Shopping
- Erin Stevenson
- Jul 28, 2024
- 3 min read
I like to people watch … I’m fascinated by human behaviour. I could watch people for hours and be entertained - well, mostly. I don’t enjoy drama, as such, reality tv and I aren’t friends.
I was recently out shopping with three teenage girls. They are related, yet also friends. We had a lot on our list and only a couple of hours to complete everything … each girl having their own priorities and wish list. On the way to the mall, they all agreed on what stores they wanted to hit and were excited to see what their options were.
The girls moved well from store to store, some moving on while others paid for purchases to ensure everyone was able to achieve their goals. The fascinating part was listening to them give their opinions on their outfits … the girls are different ages, different builds, have different tastes, personal styles and personalities … yet they were supportive. Giving advice on colour preferences, honest feedback on fit and flatter and general opinions on overall style. They never diminished each other, attacked their choices etc. If something didn’t look good they were honest, but nice … “not my favourite” or “I don’t think it suits you” etc. They modelled their choices, sought advice on how to style certain pieces and how to incorporate into their existing wardrobes to justify spending their money and they got excited about each other's choices. They were patient with each other, enjoyed each other's company and talked the entire time.

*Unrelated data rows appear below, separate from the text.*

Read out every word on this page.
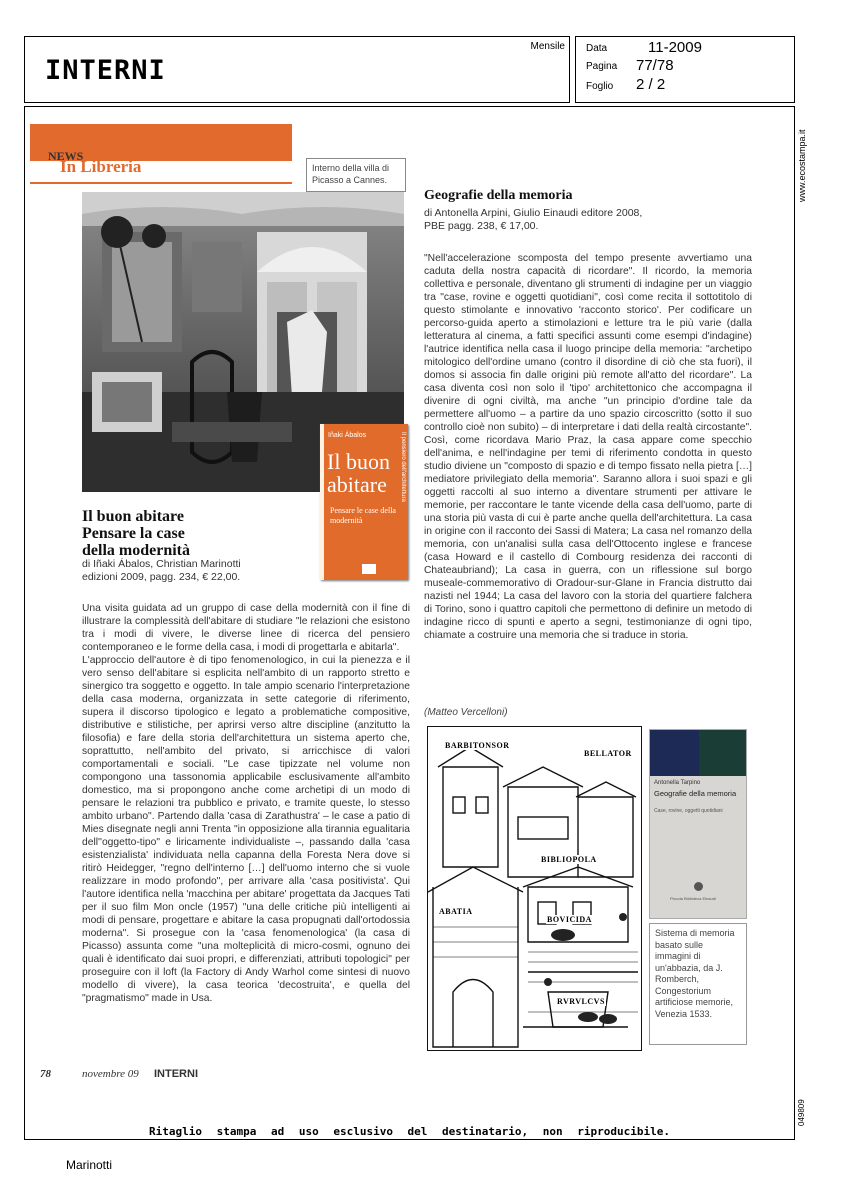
INTERNI
Mensile Data	11-2009
Pagina 77/78
Foglio 2 / 2
www.ecostampa.it
049809
NEWS
In Libreria	Interno della villa di Picasso a Cannes.
Iñaki Ábalos
Il buon abitare
Pensare le case della modernità
Il pensiero dell'architettura
Il buon abitare
Pensare la case
della modernità
di Iñaki Ábalos, Christian Marinotti
edizioni 2009, pagg. 234, € 22,00.

Una visita guidata ad un gruppo di case della modernità con il fine di illustrare la complessità dell'abitare di studiare "le relazioni che esistono tra i modi di vivere, le diverse linee di ricerca del pensiero contemporaneo e le forme della casa, i modi di progettarla e abitarla".

L'approccio dell'autore è di tipo fenomenologico, in cui la pienezza e il vero senso dell'abitare si esplicita nell'ambito di un rapporto stretto e sinergico tra soggetto e oggetto. In tale ampio scenario l'interpretazione della casa moderna, organizzata in sette categorie di riferimento, supera il discorso tipologico e legato a problematiche compositive, distributive e stilistiche, per aprirsi verso altre discipline (anzitutto la filosofia) e fare della storia dell'architettura un sistema aperto che, soprattutto, nell'ambito del privato, si arricchisce di valori comportamentali e sociali. "Le case tipizzate nel volume non compongono una tassonomia applicabile esclusivamente all'ambito domestico, ma si propongono anche come archetipi di un modo di pensare le relazioni tra pubblico e privato, e tramite queste, lo stesso ambito urbano". Partendo dalla 'casa di Zarathustra' – le case a patio di Mies disegnate negli anni Trenta "in opposizione alla tirannia egualitaria dell''oggetto-tipo" e liricamente individualiste –, passando dalla 'casa esistenzialista' individuata nella capanna della Foresta Nera dove si ritirò Heidegger, "regno dell'interno […] dell'uomo interno che si vuole realizzare in modo profondo", per arrivare alla 'casa positivista'. Qui l'autore identifica nella 'macchina per abitare' progettata da Jacques Tati per il suo film Mon oncle (1957) "una delle critiche più intelligenti ai modi di pensare, progettare e abitare la casa propugnati dall'ortodossia moderna". Si prosegue con la 'casa fenomenologica' (la casa di Picasso) assunta come "una molteplicità di micro-cosmi, ognuno dei quali è identificato dai suoi propri, e differenziati, attributi topologici" per proseguire con il loft (la Factory di Andy Warhol come sintesi di nuovo modello di vivere), la casa teorica 'decostruita', e quella del "pragmatismo" made in Usa.

Geografie della memoria
di Antonella Arpini, Giulio Einaudi editore 2008,
PBE pagg. 238, € 17,00.

"Nell'accelerazione scomposta del tempo presente avvertiamo una caduta della nostra capacità di ricordare". Il ricordo, la memoria collettiva e personale, diventano gli strumenti di indagine per un viaggio tra "case, rovine e oggetti quotidiani", così come recita il sottotitolo di questo stimolante e innovativo 'racconto storico'. Per codificare un percorso-guida aperto a stimolazioni e letture tra le più varie (dalla letteratura al cinema, a fatti specifici assunti come esempi d'indagine) l'autrice identifica nella casa il luogo principe della memoria: "archetipo mitologico dell'ordine umano (contro il disordine di ciò che sta fuori), il domos si associa fin dalle origini più remote all'atto del ricordare". La casa diventa così non solo il 'tipo' architettonico che accompagna il divenire di ogni civiltà, ma anche "un principio d'ordine tale da permettere all'uomo – a partire da uno spazio circoscritto (sotto il suo controllo cioè non subito) – di interpretare i dati della realtà circostante". Così, come ricordava Mario Praz, la casa appare come specchio dell'anima, e nell'indagine per temi di riferimento condotta in questo studio diviene un "composto di spazio e di tempo fissato nella pietra […] mediatore privilegiato della memoria". Saranno allora i suoi spazi e gli oggetti raccolti al suo interno a diventare strumenti per attivare le memorie, per raccontare le tante vicende della casa dell'uomo, parte di una storia più vasta di cui è parte anche quella dell'architettura. La casa in origine con il racconto dei Sassi di Matera; La casa nel romanzo della memoria, con un'analisi sulla casa dell'Ottocento inglese e francese (casa Howard e il castello di Combourg residenza dei racconti di Chateaubriand); La casa in guerra, con un riflessione sul borgo museale-commemorativo di Oradour-sur-Glane in Francia distrutto dai nazisti nel 1944; La casa del lavoro con la storia del quartiere falchera di Torino, sono i quattro capitoli che permettono di definire un metodo di indagine ricco di spunti e aperto a segni, testimonianze di ogni tipo, chiamate a costruire una memoria che si traduce in storia.

(Matteo Vercelloni)
BARBITONSOR
BELLATOR
BIBLIOPOLA
ABATIA
BOVICIDA
RVRVLCVS
Antonella Tarpino
Geografie della memoria
Case, rovine, oggetti quotidiani
Piccola Biblioteca Einaudi
Sistema di memoria basato sulle immagini di un'abbazia, da J. Romberch, Congestorium artificiose memorie, Venezia 1533.
78	novembre 09	INTERNI
Ritaglio stampa ad uso esclusivo del destinatario, non riproducibile.
Marinotti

This brings me to my second point. Listening to conversations you aren’t included in … so amazing. Seriously. So educational. They talked about music, YouTube influencers, boys, music again, school, girls who have wronged them - been mean, fallen out with, been hurt by - and music and boys again.
That what wasn’t as interesting - and it was - as the how. The animation, the conspiratorial whispers, the laughter, the support. It was amazing to watch how they stepped into themselves when they felt safe … safe enough to be themselves, to be seen, heard and accepted … no judgement. Just love, acceptance and support.
Even when they were defending each other, validating their feelings while sharing stores of mean girls … they just had each other's backs.
Point of clarification: I love these girls … my bebe’s … fiercely. I do, however, know they have the capacity to be mean, to be cruel, to be dismissive … to be less than their best selves. Basically … human. But, in the moments between the rain, the clothes and the drive … they were these tiny balls of light … filling each other and the space around them with such positive energy. I was grateful to be a witness to it, a part of it, and while I had nothing to do with it, I was strangely proud of who they were and how they showed up with and for each other.
I won’t go into my thoughts on teenage girls … other than to say, they carry a lot. All the emotions, the weight of judgement … we expect so much more from them then we do ourselves I think. I don’t envy them, starting their journey. I have less than no interest in repeating highschool or university … not that my experiences were bad, they weren’t, but I did that once, and once was enough.
It might seem an odd thing to write about, but lately the world has felt on edge, as if everything and everyone existed in a pressure cooker. Shopping with my bebe’s … everything felt light. Like we existed in a bubble and everyone who entered had that same energy and positivity. It was a welcome reprieve.
I love watching them human, especially when they are doing it well. I love watching them shine and I really love watching them bring out the best in each other. I also love that they allowed me to witness it, be a part of it. These bebe’s, my other bebe’s … they are turning into these incredible adults, or, are on their way. Moments like these are good reminders … to enjoy the moments, to be present, to listen. It’s in those moments that life is in progress … and it’s amazing.